Today marks 100 days since the arrest and detention in Egypt of three respected and highly professional Al Jazeera journalists, Peter Greste, Mohamed Fahmy and Baher Mohamed. No credible evidence has been produced to justify their imprisonment and prosecution. We call for the release from jail of those three individuals and the freeing of more than 200 other journalists around the world who are now held behind bars only because they were doing their jobs.
Journalism is not a crime; it is essential for a free and open society. Journalism has become increasingly dangerous. It is primarily the responsibility of governments to ensure effective protections for free speech and the safety of journalists, whose task is to provide reliable and unbiased information within and across national borders.
UNESCO, the United Nations agency which monitors attacks against journalists, reports that a total of 542 journalists were killed between January 2007 and today. In Syria more than 80 journalists have been killed in the past three years alone. Others become victims of abductions and have been held for long periods. In many parts of the world journalists, including online journalists and bloggers, face serious intimidation and violence, leading to growing patterns of censorship and self-censorship. We stand against these abuses and today we call on the governments concerned to investigate each one of those crimes promptly and effectively so as to bring those responsible to justice.

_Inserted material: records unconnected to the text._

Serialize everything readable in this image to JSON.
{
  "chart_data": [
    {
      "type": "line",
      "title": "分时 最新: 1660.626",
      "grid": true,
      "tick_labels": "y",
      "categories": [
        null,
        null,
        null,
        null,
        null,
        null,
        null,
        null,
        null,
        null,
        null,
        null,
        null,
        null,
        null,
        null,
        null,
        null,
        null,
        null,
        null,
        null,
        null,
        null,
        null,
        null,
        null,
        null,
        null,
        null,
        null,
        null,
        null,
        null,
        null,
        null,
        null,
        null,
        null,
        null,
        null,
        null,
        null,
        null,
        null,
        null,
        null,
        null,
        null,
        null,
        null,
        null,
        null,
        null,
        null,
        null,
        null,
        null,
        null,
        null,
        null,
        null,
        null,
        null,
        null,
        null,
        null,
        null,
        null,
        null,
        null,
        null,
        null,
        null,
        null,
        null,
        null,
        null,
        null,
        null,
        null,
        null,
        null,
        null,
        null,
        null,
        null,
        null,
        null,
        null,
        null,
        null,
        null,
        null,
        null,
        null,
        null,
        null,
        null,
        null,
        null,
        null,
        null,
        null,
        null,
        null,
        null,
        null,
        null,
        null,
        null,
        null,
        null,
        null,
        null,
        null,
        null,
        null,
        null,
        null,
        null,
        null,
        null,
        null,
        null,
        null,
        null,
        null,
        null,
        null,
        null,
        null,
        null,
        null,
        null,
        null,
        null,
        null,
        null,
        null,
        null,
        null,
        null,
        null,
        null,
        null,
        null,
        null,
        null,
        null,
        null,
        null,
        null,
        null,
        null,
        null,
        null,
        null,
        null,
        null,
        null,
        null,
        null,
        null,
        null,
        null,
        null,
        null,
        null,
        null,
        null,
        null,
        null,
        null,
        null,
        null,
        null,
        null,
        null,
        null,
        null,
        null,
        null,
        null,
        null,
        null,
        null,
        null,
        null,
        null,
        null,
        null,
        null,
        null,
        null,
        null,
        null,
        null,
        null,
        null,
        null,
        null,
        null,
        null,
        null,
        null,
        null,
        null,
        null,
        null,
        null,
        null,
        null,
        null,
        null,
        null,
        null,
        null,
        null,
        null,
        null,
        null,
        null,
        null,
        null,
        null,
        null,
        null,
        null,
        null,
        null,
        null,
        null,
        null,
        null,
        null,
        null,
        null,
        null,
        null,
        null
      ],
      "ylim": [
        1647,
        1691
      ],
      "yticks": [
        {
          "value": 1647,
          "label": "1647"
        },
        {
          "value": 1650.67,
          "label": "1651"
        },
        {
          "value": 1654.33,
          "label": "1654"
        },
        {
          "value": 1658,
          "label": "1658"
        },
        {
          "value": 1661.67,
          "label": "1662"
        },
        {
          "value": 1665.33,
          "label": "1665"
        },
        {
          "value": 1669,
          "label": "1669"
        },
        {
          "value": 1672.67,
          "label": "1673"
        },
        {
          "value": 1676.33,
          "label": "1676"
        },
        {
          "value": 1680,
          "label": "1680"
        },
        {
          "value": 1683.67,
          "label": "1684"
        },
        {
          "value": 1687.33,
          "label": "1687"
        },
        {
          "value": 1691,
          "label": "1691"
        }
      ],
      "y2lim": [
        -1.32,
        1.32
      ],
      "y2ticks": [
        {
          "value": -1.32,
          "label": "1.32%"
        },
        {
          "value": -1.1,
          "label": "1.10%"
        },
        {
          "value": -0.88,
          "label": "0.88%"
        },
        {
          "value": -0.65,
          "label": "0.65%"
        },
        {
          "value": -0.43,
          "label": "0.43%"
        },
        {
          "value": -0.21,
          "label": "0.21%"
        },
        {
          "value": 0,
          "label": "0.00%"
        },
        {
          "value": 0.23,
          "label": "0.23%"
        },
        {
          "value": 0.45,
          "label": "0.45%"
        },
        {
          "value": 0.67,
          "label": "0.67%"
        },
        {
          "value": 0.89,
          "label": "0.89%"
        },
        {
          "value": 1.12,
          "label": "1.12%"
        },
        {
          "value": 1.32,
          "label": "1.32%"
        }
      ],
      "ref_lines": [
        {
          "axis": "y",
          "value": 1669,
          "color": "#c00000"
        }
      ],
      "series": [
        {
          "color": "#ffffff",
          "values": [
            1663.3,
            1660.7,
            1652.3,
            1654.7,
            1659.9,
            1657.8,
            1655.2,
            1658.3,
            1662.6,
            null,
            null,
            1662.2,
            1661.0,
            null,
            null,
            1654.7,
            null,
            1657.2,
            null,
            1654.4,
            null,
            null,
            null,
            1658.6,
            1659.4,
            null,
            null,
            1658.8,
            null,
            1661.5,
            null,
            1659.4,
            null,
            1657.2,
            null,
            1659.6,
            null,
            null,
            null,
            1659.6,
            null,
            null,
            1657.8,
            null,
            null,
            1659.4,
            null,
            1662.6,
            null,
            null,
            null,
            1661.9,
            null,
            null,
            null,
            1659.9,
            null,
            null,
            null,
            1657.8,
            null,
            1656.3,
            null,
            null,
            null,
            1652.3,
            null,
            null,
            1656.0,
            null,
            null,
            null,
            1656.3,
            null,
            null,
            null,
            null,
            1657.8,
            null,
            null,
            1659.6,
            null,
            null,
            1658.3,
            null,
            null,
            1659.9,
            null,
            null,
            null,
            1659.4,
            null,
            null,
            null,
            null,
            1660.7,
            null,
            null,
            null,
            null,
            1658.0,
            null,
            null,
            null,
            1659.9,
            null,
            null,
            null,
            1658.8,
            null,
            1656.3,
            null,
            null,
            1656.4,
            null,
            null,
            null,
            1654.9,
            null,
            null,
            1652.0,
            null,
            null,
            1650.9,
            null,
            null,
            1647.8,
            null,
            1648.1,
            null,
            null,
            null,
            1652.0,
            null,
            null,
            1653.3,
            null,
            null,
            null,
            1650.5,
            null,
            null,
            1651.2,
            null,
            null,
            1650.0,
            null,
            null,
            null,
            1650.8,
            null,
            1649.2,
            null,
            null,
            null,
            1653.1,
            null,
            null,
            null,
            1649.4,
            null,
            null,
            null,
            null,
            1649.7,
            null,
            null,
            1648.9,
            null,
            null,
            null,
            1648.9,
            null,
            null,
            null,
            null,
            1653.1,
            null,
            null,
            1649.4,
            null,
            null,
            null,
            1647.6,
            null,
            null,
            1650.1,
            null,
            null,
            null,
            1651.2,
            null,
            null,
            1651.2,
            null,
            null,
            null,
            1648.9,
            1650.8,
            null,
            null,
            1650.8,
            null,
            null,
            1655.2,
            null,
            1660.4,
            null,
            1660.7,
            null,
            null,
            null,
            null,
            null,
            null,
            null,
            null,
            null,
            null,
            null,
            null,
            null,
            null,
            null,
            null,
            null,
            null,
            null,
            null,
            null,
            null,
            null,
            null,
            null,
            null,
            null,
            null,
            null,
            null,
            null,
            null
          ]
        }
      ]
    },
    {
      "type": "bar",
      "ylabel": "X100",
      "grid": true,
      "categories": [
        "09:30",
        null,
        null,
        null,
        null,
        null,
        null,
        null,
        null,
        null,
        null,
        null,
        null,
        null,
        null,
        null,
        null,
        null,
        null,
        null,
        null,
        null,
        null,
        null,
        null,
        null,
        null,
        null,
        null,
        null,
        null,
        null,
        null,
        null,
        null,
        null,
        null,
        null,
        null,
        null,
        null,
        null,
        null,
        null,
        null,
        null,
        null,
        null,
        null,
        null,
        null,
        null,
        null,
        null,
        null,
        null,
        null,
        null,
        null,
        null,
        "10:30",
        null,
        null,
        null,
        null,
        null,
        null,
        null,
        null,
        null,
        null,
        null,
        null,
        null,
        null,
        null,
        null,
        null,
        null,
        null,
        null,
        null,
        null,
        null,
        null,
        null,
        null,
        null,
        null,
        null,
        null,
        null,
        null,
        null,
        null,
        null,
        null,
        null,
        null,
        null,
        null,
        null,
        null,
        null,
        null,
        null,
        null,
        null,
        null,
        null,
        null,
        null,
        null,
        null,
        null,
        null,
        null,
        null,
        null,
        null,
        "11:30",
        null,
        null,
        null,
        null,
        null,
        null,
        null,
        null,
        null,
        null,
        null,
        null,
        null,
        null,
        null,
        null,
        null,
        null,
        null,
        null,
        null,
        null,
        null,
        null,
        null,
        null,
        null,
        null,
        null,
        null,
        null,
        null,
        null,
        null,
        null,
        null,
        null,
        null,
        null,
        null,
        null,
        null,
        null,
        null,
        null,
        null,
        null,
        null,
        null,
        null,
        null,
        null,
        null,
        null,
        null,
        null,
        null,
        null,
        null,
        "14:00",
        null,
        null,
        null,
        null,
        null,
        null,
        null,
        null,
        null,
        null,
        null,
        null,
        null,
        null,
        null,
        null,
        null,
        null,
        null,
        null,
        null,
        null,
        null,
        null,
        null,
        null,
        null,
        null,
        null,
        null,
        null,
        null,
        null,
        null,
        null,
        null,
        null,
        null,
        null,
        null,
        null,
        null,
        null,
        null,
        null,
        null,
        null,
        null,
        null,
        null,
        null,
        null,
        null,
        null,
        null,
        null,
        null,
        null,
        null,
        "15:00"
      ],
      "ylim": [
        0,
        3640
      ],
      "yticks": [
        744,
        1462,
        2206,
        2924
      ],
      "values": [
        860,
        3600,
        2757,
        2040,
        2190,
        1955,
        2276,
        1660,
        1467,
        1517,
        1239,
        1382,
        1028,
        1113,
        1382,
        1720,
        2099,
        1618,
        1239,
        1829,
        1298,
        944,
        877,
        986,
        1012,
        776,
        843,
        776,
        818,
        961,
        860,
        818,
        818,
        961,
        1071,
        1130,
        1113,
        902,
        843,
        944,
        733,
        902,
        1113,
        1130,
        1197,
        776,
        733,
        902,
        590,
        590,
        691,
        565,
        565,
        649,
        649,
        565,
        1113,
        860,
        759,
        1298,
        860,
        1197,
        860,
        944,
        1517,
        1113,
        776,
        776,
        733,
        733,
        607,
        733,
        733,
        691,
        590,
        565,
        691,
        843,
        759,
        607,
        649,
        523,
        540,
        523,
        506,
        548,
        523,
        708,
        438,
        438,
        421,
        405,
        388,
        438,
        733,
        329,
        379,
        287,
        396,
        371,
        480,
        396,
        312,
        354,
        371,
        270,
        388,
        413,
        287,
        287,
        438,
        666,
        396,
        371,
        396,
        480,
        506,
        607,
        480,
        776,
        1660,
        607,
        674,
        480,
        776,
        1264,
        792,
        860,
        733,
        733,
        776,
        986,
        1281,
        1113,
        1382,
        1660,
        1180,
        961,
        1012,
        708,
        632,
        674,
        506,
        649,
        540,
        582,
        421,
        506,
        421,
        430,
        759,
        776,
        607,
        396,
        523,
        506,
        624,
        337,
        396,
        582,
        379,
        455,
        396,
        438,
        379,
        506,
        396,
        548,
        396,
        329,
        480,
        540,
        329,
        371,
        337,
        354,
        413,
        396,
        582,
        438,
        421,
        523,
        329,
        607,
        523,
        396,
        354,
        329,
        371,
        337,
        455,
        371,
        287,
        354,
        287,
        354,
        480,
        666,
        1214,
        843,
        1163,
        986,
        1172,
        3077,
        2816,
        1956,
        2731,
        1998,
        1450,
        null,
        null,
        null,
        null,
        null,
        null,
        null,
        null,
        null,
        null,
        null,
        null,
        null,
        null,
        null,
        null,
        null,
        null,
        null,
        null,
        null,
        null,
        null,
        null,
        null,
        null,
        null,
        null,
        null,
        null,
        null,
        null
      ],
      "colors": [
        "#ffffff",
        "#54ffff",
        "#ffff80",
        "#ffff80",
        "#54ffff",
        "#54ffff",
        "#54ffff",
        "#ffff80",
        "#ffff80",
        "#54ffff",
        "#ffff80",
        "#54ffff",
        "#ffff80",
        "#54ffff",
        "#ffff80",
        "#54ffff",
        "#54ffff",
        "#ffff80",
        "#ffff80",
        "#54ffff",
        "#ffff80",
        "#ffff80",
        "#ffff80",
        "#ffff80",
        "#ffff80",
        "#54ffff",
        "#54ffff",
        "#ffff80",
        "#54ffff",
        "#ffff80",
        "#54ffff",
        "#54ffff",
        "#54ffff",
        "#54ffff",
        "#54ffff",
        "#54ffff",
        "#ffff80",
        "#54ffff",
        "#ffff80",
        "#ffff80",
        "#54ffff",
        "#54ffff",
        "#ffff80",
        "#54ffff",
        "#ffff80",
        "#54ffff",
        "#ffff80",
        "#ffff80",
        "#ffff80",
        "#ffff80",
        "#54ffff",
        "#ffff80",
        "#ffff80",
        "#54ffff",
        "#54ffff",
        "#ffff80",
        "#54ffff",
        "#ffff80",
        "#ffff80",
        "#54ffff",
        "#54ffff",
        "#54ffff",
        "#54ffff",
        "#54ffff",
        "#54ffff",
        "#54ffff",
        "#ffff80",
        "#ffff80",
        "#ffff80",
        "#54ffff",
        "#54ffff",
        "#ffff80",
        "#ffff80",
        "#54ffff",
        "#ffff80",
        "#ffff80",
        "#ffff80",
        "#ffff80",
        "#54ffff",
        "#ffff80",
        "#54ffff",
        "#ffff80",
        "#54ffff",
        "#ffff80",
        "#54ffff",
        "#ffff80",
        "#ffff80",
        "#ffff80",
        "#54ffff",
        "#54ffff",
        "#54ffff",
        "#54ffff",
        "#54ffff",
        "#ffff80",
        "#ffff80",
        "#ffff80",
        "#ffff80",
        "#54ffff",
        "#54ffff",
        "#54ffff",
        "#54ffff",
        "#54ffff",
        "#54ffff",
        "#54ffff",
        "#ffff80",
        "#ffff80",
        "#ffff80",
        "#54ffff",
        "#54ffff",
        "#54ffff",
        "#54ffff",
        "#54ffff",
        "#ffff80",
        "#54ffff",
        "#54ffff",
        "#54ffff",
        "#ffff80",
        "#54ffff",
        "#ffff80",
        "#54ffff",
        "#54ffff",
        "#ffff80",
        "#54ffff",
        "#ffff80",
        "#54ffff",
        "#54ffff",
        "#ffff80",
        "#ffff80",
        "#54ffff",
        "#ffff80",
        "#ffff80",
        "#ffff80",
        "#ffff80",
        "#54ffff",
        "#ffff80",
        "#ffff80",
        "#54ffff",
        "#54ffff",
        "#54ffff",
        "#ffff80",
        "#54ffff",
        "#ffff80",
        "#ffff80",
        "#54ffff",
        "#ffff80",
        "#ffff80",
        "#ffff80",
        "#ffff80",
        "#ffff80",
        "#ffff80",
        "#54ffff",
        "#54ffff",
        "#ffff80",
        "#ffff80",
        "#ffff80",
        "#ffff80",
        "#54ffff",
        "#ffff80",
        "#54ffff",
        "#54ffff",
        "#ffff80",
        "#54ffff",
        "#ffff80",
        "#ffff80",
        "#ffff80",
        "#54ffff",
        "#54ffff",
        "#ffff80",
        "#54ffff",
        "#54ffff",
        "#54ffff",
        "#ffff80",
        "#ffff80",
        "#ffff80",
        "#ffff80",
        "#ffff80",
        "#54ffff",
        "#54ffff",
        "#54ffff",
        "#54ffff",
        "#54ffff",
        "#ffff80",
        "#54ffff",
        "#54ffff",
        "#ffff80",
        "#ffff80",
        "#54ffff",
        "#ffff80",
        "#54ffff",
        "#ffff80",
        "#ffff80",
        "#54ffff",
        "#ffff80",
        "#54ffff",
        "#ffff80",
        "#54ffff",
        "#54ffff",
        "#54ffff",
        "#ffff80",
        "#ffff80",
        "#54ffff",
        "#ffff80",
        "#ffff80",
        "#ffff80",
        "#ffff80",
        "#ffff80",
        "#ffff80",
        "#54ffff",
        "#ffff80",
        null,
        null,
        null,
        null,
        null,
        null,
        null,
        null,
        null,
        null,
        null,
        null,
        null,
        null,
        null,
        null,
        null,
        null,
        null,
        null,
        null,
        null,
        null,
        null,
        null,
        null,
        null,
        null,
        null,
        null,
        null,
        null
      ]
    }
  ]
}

It is an affront to every notion of justice that in recent times fewer than one in ten of all killings of journalists have resulted in convictions for the perpetrators. Such a climate of impunity has a chilling effect on whole societies and impedes the work of both local and international news organisation. We welcome last Decembers’ unanimous decision in the UN General Assembly to declare November 2 the International Day to End Impunity for Crimes against Journalists.
It was on November 2 last year that two French journalists, Ghislaine Dupont and Claude Verlon, were brutally murdered while on assignment in Mali by members of the armed group which had kidnapped them. The increase in such attacks and killings directed against members of the media who seek to report at first-hand about significant events should be a cause of public concern. It underlines the urgency of establishing a safe and enabling environment for journalism, which is the declared and proper goal of the UN’s Action Plan on the Safety of Journalists and the Issue of Impunity.
We also acknowledge the vital work of many civil society organisations which campaign for free speech and media freedom, and at the meeting here today we have welcomed the willingness of many media organisations to put aside their everyday rivalries in support of the right to report and the safety of journalists.
This statement was issued at BBC’s Safety of Journalists Symposium on Monday 7 April 2014 hosted by BBC Global News and CFOM, the Centre for Freedom of the Media at the University of Sheffield, in cooperation with the BBC College of Journalism.